Cybersecurity is another growing niche, he noted. “We’ll do assessments, look at the network, and help them prevent someone from attacking them. Even the biggest companies get attacked. We’ll build up a robust system with a lot of redundancy so if something does happen, whether it’s ransomware or malware or a virus, they experience no — or very little — downtime.”

He recalled two incidents, one involving a customer of WCA’s managed services, who had invested in a needs analysis and network cybersecurity protection and monitoring. “Within seconds of a ransom attack, we shut everything down, isolating the problem to one desktop, and brought the whole network back up, so they were down for only minutes, and then worked on clearing out that one bad desktop where the ransomware came in.”

Meanwhile, another local company, not a customer of those managed services, got attacked, and it took three weeks and 100 hours of engineering time to get it back up and running, Whalley noted.

“One computer down for an hour, versus the entire network down for three weeks. One did the preparation and the engineering ahead of time to have a robust defense of their system, and because it was monitored at the point, we immediately knew there was a problem and could quarantine it and get the rest of the company working again. That’s the power of having the combination of the managed-service group and Dean’s engineers.”

WCA also sends a trainer to conduct security-awareness trainings for clients, because so many breaches result from human mistakes, he noted.

“If you listen to anybody in technology, they’ll tell you the majority of problems come when people aren’t being vigilant and open e-mails they shouldn’t be opening. So we offer a very affordable service, coming into a company and going through a two-hour presentation on how to stay out of trouble and how not to make those mistakes that put your company in jeopardy.”

Staying atop such trends and others is critical, which is why WCA presents the annual Foxwoods Technology Show, the biggest technology event in the region solely for IT professionals. Every year, it attracts more than 1,000 attendees, including 300 representatives from 60 different manufacturers.
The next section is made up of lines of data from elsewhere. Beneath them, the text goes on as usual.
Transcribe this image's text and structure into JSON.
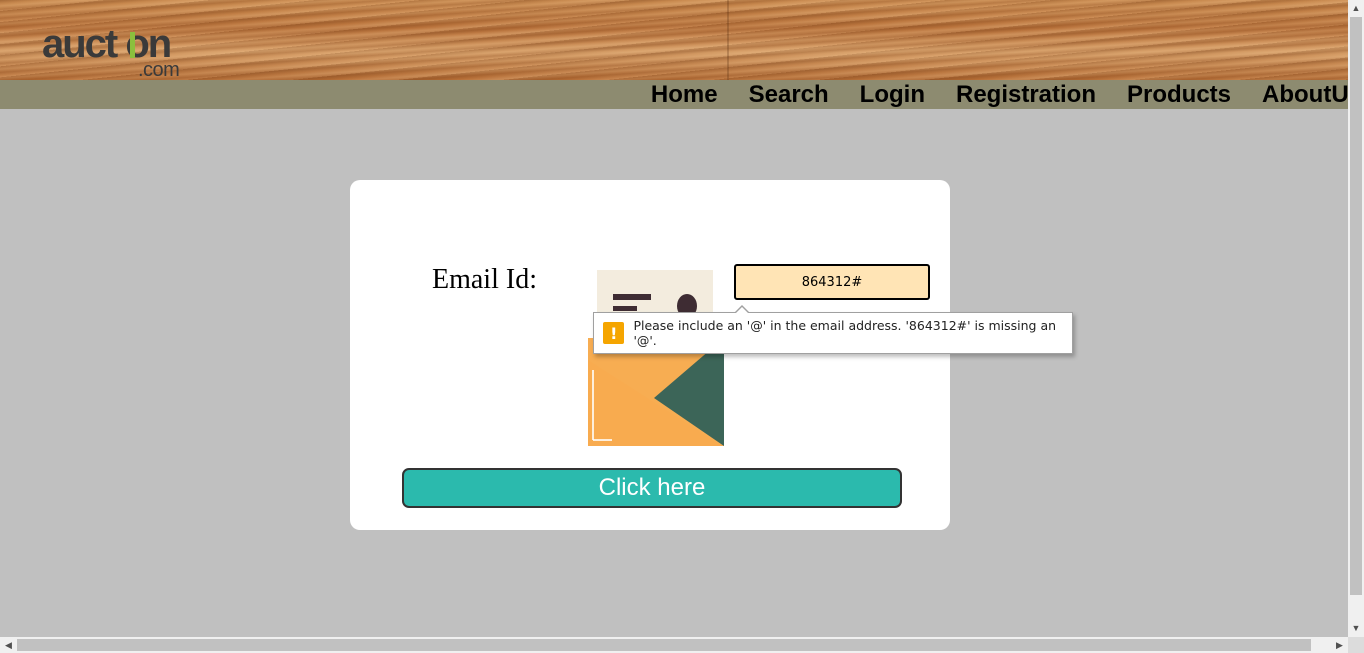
{
  "logo": {
    "main": "auct on",
    "sub": ".com"
  },
  "nav": {
    "items": [
      "Home",
      "Search",
      "Login",
      "Registration",
      "Products",
      "AboutUs"
    ]
  },
  "form": {
    "email_label": "Email Id:",
    "email_value": "864312#",
    "submit_label": "Click here"
  },
  "validation": {
    "message": "Please include an '@' in the email address. '864312#' is missing an '@'.",
    "icon": "warning-icon"
  },
  "colors": {
    "nav_bar": "#8d8b70",
    "input_bg": "#ffe4b5",
    "button_bg": "#2bbaad",
    "page_bg": "#c0c0c0",
    "warning": "#f5a500"
  }
}
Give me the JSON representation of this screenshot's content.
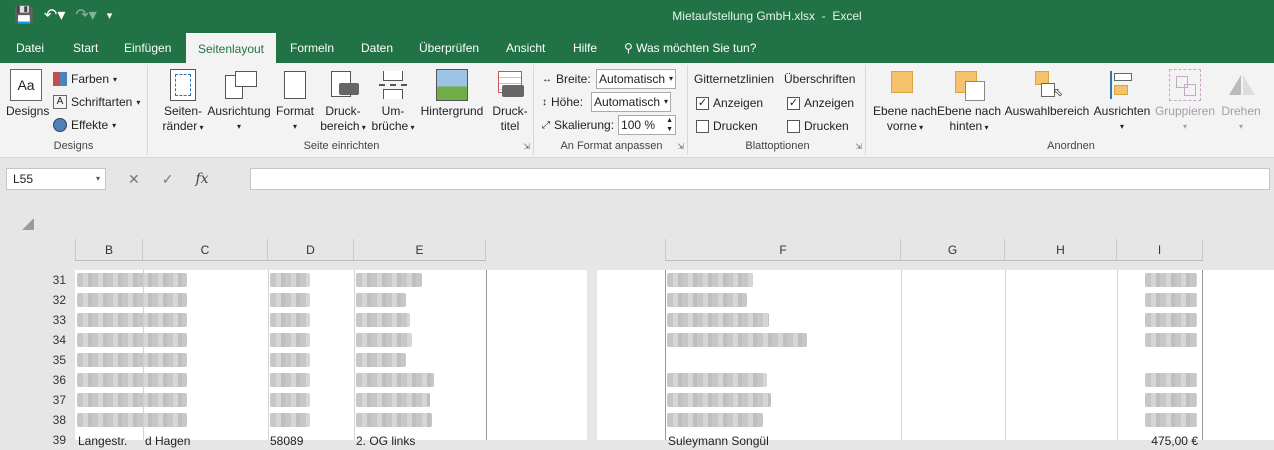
{
  "title": {
    "filename": "Mietaufstellung GmbH.xlsx",
    "app": "Excel"
  },
  "tabs": [
    "Datei",
    "Start",
    "Einfügen",
    "Seitenlayout",
    "Formeln",
    "Daten",
    "Überprüfen",
    "Ansicht",
    "Hilfe"
  ],
  "active_tab": "Seitenlayout",
  "tell_me": "Was möchten Sie tun?",
  "ribbon": {
    "designs": {
      "designs_btn": "Designs",
      "farben": "Farben",
      "schriftarten": "Schriftarten",
      "effekte": "Effekte",
      "group": "Designs"
    },
    "seite": {
      "raender_1": "Seiten-",
      "raender_2": "ränder",
      "ausrichtung": "Ausrichtung",
      "format": "Format",
      "druckbereich_1": "Druck-",
      "druckbereich_2": "bereich",
      "umbrueche_1": "Um-",
      "umbrueche_2": "brüche",
      "hintergrund": "Hintergrund",
      "drucktitel_1": "Druck-",
      "drucktitel_2": "titel",
      "group": "Seite einrichten"
    },
    "anpassen": {
      "breite_label": "Breite:",
      "breite_value": "Automatisch",
      "hoehe_label": "Höhe:",
      "hoehe_value": "Automatisch",
      "skalierung_label": "Skalierung:",
      "skalierung_value": "100 %",
      "group": "An Format anpassen"
    },
    "blatt": {
      "gitter": "Gitternetzlinien",
      "ueberschriften": "Überschriften",
      "anzeigen": "Anzeigen",
      "drucken": "Drucken",
      "group": "Blattoptionen"
    },
    "anordnen": {
      "vorne_1": "Ebene nach",
      "vorne_2": "vorne",
      "hinten_1": "Ebene nach",
      "hinten_2": "hinten",
      "auswahl": "Auswahlbereich",
      "ausrichten": "Ausrichten",
      "gruppieren": "Gruppieren",
      "drehen": "Drehen",
      "group": "Anordnen"
    }
  },
  "name_box": "L55",
  "columns_left": [
    "B",
    "C",
    "D",
    "E"
  ],
  "columns_right": [
    "F",
    "G",
    "H",
    "I"
  ],
  "rows": [
    "31",
    "32",
    "33",
    "34",
    "35",
    "36",
    "37",
    "38",
    "39"
  ],
  "last_row": {
    "b": "Langestr.",
    "c": "d Hagen",
    "d": "58089",
    "e": "2. OG links",
    "f": "Suleymann Songül",
    "i": "475,00 €"
  }
}
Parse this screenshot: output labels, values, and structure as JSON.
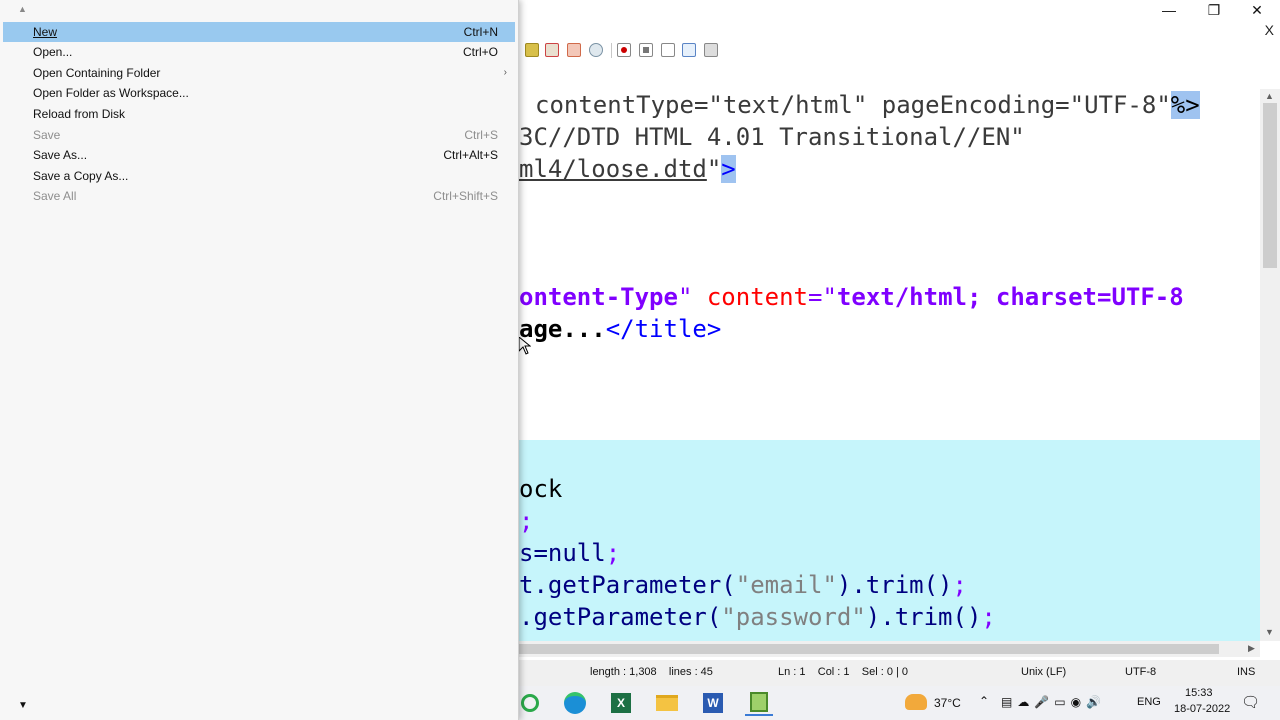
{
  "window": {
    "tab_close": "X"
  },
  "menu": {
    "items": [
      {
        "label": "New",
        "shortcut": "Ctrl+N",
        "enabled": true,
        "selected": true
      },
      {
        "label": "Open...",
        "shortcut": "Ctrl+O",
        "enabled": true
      },
      {
        "label": "Open Containing Folder",
        "shortcut": "",
        "enabled": true,
        "submenu": true
      },
      {
        "label": "Open Folder as Workspace...",
        "shortcut": "",
        "enabled": true
      },
      {
        "label": "Reload from Disk",
        "shortcut": "",
        "enabled": true
      },
      {
        "label": "Save",
        "shortcut": "Ctrl+S",
        "enabled": false
      },
      {
        "label": "Save As...",
        "shortcut": "Ctrl+Alt+S",
        "enabled": true
      },
      {
        "label": "Save a Copy As...",
        "shortcut": "",
        "enabled": true
      },
      {
        "label": "Save All",
        "shortcut": "Ctrl+Shift+S",
        "enabled": false
      }
    ]
  },
  "code": {
    "l1": "contentType=\"text/html\" pageEncoding=\"UTF-8\"",
    "l1_end": "%>",
    "l2": "3C//DTD HTML 4.01 Transitional//EN\"",
    "l3a": "ml4/loose.dtd",
    "l3b": "\"",
    "l3c": ">",
    "l7a": "ontent-Type",
    "l7b": "\" ",
    "l7c": "content",
    "l7d": "=\"",
    "l7e": "text/html; charset=UTF-8",
    "l8a": "age...",
    "l8b": "</title>",
    "l13": "ock",
    "l14": ";",
    "l15a": "s=null",
    "l15b": ";",
    "l16a": "t.getParameter(",
    "l16b": "\"email\"",
    "l16c": ").trim()",
    "l16d": ";",
    "l17a": ".getParameter(",
    "l17b": "\"password\"",
    "l17c": ").trim()",
    "l17d": ";"
  },
  "status": {
    "length": "length : 1,308    lines : 45",
    "position": "Ln : 1    Col : 1    Sel : 0 | 0",
    "eol": "Unix (LF)",
    "encoding": "UTF-8",
    "mode": "INS"
  },
  "taskbar": {
    "temperature": "37°C",
    "language": "ENG",
    "time": "15:33",
    "date": "18-07-2022"
  },
  "colors": {
    "menu_selected": "#99c9ef",
    "highlight_block": "#c6f5fb",
    "keyword_purple": "#8000ff",
    "attribute_red": "#ff0000",
    "tag_blue": "#0000ff"
  }
}
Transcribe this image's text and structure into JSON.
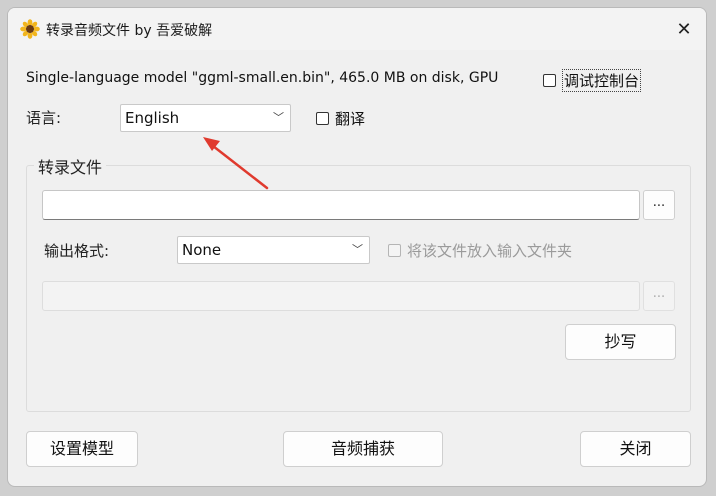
{
  "window": {
    "title": "转录音频文件 by 吾爱破解",
    "close_glyph": "✕"
  },
  "model_info": "Single-language model \"ggml-small.en.bin\", 465.0 MB on disk, GPU",
  "debug_console": {
    "label": "调试控制台",
    "checked": false
  },
  "language": {
    "label": "语言:",
    "selected": "English"
  },
  "translate": {
    "label": "翻译",
    "checked": false
  },
  "transcribe_group": {
    "title": "转录文件",
    "input_file": {
      "value": "",
      "browse_label": "..."
    },
    "output_format": {
      "label": "输出格式:",
      "selected": "None"
    },
    "same_folder": {
      "label": "将该文件放入输入文件夹",
      "checked": false,
      "disabled": true
    },
    "output_file": {
      "value": "",
      "browse_label": "..."
    },
    "transcribe_button": "抄写"
  },
  "footer": {
    "setup_model": "设置模型",
    "audio_capture": "音频捕获",
    "close": "关闭"
  },
  "colors": {
    "annotation_arrow": "#e03a2e"
  }
}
“We’re in an industry where you either change or you die,” Whalley told BusinessWest. “Everything’s moving so fast now. You either change and embrace the change — and try to lead the change — or you go out of business.”

Growth Pattern

In a business market where 80% of computer companies fail in less than five years, WCA employs more than 150 computer professionals and continues to grow its client base. It’s not exactly a small company, but tries to maintain a small-firm spirit, through events like monthly breakfasts, lunches, and birthday parties, as well as kickoffs of baseball and football season, where employees wear their favorite teams’ jerseys. Just this month, employees gathered to celebrate WCA’s best September ever.

“We pride ourselves on being a family business,” Whalley said, with the concept of family extending beyond the company’s founders, reflecting a general spirit of camaraderie in Southwick as well as the other sites.

At the same time, its work is serious business — and a long way from milking cows and feeding chickens.

“Our challenge is to stay as ahead of the curve as we can, but provide the stability and assurance to our customers that we’re not just jumping onto the new shiny penny and abandoning our core business,” LeClerc said. “We’re large enough that we can afford to do that. We have enough resources to stay ahead of the curve but still deliver traditional services to our customers until they’re ready for a change.”

Whalley agreed. “We try not to jump around from one thing to the other; we just try to add additional capabilities and continue to be exceptional at the legacy of services and products that we provide.”